“But the truth is that L.A. was never entirely real anyway, as Steely Dan, Randy Newman, Warren Zevon, Larry David and Alan Ball all understood.” – Barney Hoskyns
The above quote is from the 2009 forward of author Barney Hoskyns book Waiting For The Sun: A Rock & Roll History of Los Angeles. It’s a quote that anyone who has spent a decent amount of time in the city should fully grasp, as L.A. has always felt slightly off the map somehow, as if it could slide into the Pacific without warning. Things here are not as they appear. The light here is different, time feels peculiar; reality itself skewed…bent somehow. A quality that while impossible to put your finger on, exists just the same. Hoskyns describes the phenomenon as L.A.’s “noir undertow; the menace lurking behind the palm tree facade.” And that’s a pretty good descriptor too, for a town whose weather plays tricks, stretching from the arid desert out to the sea.

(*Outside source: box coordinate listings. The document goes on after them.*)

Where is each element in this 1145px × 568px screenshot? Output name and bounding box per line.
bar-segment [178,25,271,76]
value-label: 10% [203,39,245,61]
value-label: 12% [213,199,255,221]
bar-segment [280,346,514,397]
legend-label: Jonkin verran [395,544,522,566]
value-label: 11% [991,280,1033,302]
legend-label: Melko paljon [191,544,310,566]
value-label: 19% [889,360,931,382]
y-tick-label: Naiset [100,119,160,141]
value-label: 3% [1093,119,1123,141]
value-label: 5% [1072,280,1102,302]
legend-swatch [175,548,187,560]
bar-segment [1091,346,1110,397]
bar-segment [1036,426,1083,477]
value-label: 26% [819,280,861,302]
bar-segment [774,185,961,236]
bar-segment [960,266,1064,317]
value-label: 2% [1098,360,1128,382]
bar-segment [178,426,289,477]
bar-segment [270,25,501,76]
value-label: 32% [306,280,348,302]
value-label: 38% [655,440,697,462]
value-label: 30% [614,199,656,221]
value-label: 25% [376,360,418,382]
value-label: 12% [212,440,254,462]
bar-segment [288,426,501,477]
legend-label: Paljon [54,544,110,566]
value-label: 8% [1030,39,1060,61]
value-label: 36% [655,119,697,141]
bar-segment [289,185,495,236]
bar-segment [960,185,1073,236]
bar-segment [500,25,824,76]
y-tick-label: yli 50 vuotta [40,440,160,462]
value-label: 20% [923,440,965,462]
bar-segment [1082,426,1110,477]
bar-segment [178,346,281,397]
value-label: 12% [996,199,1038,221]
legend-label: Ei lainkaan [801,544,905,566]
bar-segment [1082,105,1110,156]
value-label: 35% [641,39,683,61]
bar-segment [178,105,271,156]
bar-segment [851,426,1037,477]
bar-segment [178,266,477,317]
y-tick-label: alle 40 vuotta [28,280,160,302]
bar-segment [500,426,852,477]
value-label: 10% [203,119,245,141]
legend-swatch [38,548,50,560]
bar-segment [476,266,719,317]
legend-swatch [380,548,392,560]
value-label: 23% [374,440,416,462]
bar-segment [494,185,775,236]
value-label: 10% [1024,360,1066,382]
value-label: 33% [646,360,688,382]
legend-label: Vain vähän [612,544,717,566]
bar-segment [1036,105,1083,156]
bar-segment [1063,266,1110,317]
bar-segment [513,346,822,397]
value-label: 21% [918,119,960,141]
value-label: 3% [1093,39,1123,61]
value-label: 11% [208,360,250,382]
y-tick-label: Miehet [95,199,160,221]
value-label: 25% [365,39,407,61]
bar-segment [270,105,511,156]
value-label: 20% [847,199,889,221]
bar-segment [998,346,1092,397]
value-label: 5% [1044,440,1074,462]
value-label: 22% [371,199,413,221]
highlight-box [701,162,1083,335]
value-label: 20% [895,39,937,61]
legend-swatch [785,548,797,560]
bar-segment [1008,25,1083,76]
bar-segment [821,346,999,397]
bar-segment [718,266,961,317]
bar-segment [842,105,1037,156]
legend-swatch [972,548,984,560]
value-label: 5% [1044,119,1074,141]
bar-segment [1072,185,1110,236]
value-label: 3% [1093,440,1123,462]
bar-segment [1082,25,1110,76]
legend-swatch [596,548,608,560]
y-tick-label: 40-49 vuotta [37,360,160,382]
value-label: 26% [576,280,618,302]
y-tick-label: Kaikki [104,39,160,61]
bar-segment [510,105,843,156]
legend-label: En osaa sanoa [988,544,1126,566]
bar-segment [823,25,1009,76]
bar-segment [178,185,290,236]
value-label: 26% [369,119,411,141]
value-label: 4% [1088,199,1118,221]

As coincidence would have it, I found myself watching Repo Man, for the first time in years, while in the midst of reading Hoskyns book. Released in 1984, Repo Man is an L.A. story, a non-traditional story, yes, but an L.A. story all the same. In 2008 the film was deemed the eighth best film set in Los Angeles in the last 25 years by a group of LA Times critics. The criteria for the films chosen were that they “had to communicate some inherent truth about the L.A. experience.” Repo Man does that…and then some. Warts and all, it feels like L.A. and breathes like L.A.: the gritty LA “river,” the concrete, the towering, swaying palms that dot the horizon at dusk—all here, all players in this tale.
A punk rock adventure, a B-movie, science-fiction romp and a tale of teenage apathy and rebellion. The film is all of these at once. Following Otto (Emilio Estevez), a “white suburban punk,” though a modern-day wasteland set almost entirely in and around downtown L.A., Repo Man quickly developed cult icon status. And for good reason. With its subversive, anti-establishment ,message (a combined tale of punk rock, Eastside car culture, alien conspiracies, desperate youth and Harry Dean Stanton) how could it not? And then there is the music.
Besides providing the background to the film, and Otto’s, disjointed worldview, Repo Man’s soundtrack also acts as a defacto snapshot of West coast punk rock at the time. Black Flag, Circle Jerks, FEAR, Suicidal Tendencies and the Plugz are all represented with none other than punk godfather, Iggy Pop, supplying the film’s title track, “Repo Man.” If you haven’t caught this flick in awhile, do it. And remember: The life of a repo man is always intense.